Correction: une précision importante est venue corriger une information antérieure. L’équipe ayant affiché le pire écart de buts n’était pas Tunisienne; c’était en réalité l’Irak. La formulation a été ajustée dans cette mise à jour.
Bon à savoir
– La France reste la favorite sur la base de son verrou défensif et de son attaque polyvalente, mais l’Espagne et l’Argentine disposent de solutions qui peuvent bousculer le plan français.

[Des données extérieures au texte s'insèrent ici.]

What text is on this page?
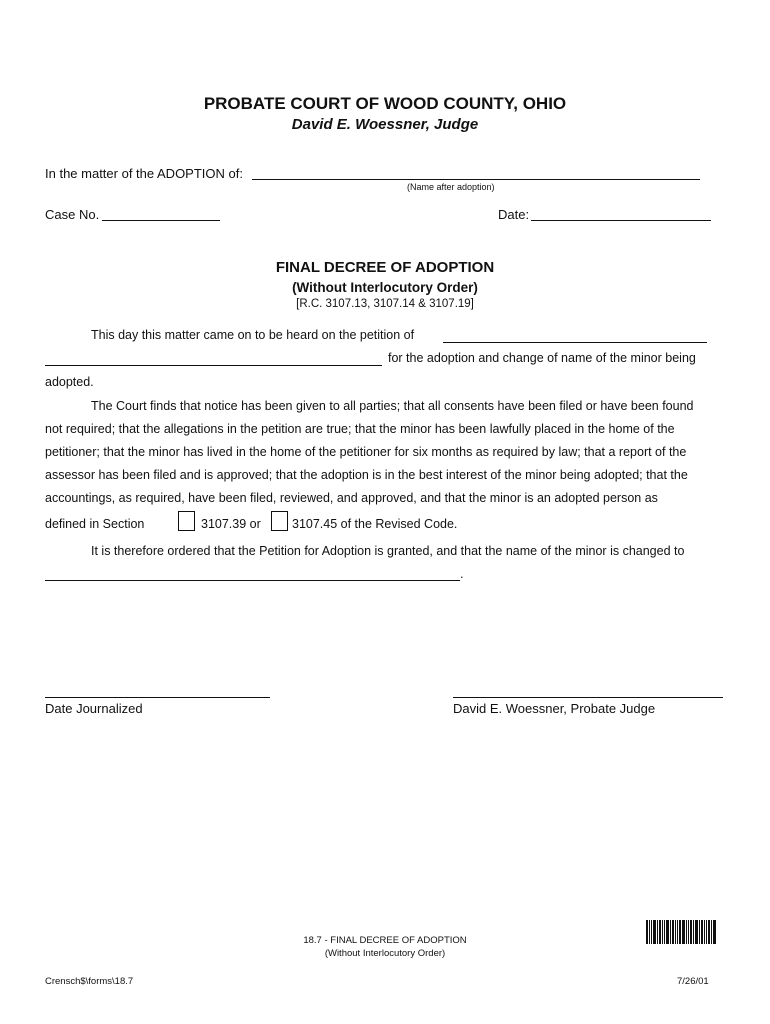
PROBATE COURT OF WOOD COUNTY, OHIO
David E. Woessner, Judge
In the matter of the ADOPTION of:
(Name after adoption)
Case No.	Date:
FINAL DECREE OF ADOPTION
(Without Interlocutory Order)
[R.C. 3107.13, 3107.14 & 3107.19]
This day this matter came on to be heard on the petition of
for the adoption and change of name of the minor being
adopted.
The Court finds that notice has been given to all parties; that all consents have been filed or have been found
not required; that the allegations in the petition are true; that the minor has been lawfully placed in the home of the
petitioner; that the minor has lived in the home of the petitioner for six months as required by law; that a report of the
assessor has been filed and is approved; that the adoption is in the best interest of the minor being adopted; that the
accountings, as required, have been filed, reviewed, and approved, and that the minor is an adopted person as
defined in Section	3107.39 or 3107.45 of the Revised Code.
It is therefore ordered that the Petition for Adoption is granted, and that the name of the minor is changed to
.
Date Journalized	David E. Woessner, Probate Judge
18.7 - FINAL DECREE OF ADOPTION
(Without Interlocutory Order)
Crensch$\forms\18.7	7/26/01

– L’Espagne met en avant des blocs compacts et des appels internes intelligents, avec des joueurs comme Merino et Yamal qui influencent les phases clés du jeu.
– L’Argentine compte sur sa richesse offensive et sa capacité à transformer le moindre Rossi en opportunité dans les derniers gestes, mais la gestion des temps forts et des temps morts sera déterminante.
– L’Angleterre, malgré une performance parfois pragmatique, possède une stabilité et une capacité à convertir les occasions: cela peut être un atout majeur en demi-finale et en finale.
– Sur le plan statistique, les équipes qui savent limiter les chances d’autrui et convertir leurs propres opportunités seront en meilleure position pour atteindre la finale et soulever la coupe.
– Le rôle des entraîneurs et la gestion des effectifs, notamment en cas de prolongations, peuvent influencer le résultat final autant que la qualité des joueurs sur le terrain.
– Les jeunes talents — Yamal, Olise et d’autres — continuent d’écrire leur histoire, ce qui peut influencer les choix tactiques et la dynamique des matchs à venir.
– Le contexte logistique et les exigences physiques des matchs à élimination directe peuvent modifier les choix de composition et la gestion des ressources humaines sur la durée du tournoi.
– Les débats autour de l’équilibre entre expérience et jeunesse resteront centraux dans l’analyse post-Coupe du Monde, notamment pour les nations qui reviennent de manière régulière.
– Enfin, l’impact des performances sur l’avenir des clubs et des ligues locales mérite d’être observé, tant sur le développement des talents que sur les priorités sportives des fédérations.
Pour LesNews, ce tournant est l’occasion d’un échange: comment voyez-vous les demi-finales se dérouler? Quelle équipe peut surprendre et pourquoi? Partagez vos analyses et vos pronostics afin d’alimenter le débat autour de ces quatre nations et du chemin restant dans cette Coupe du Monde. Notre regard reste neutre, mais curieux et engagé, et s’appuie sur les données et les performances récentes des équipes pour nourrir la discussion.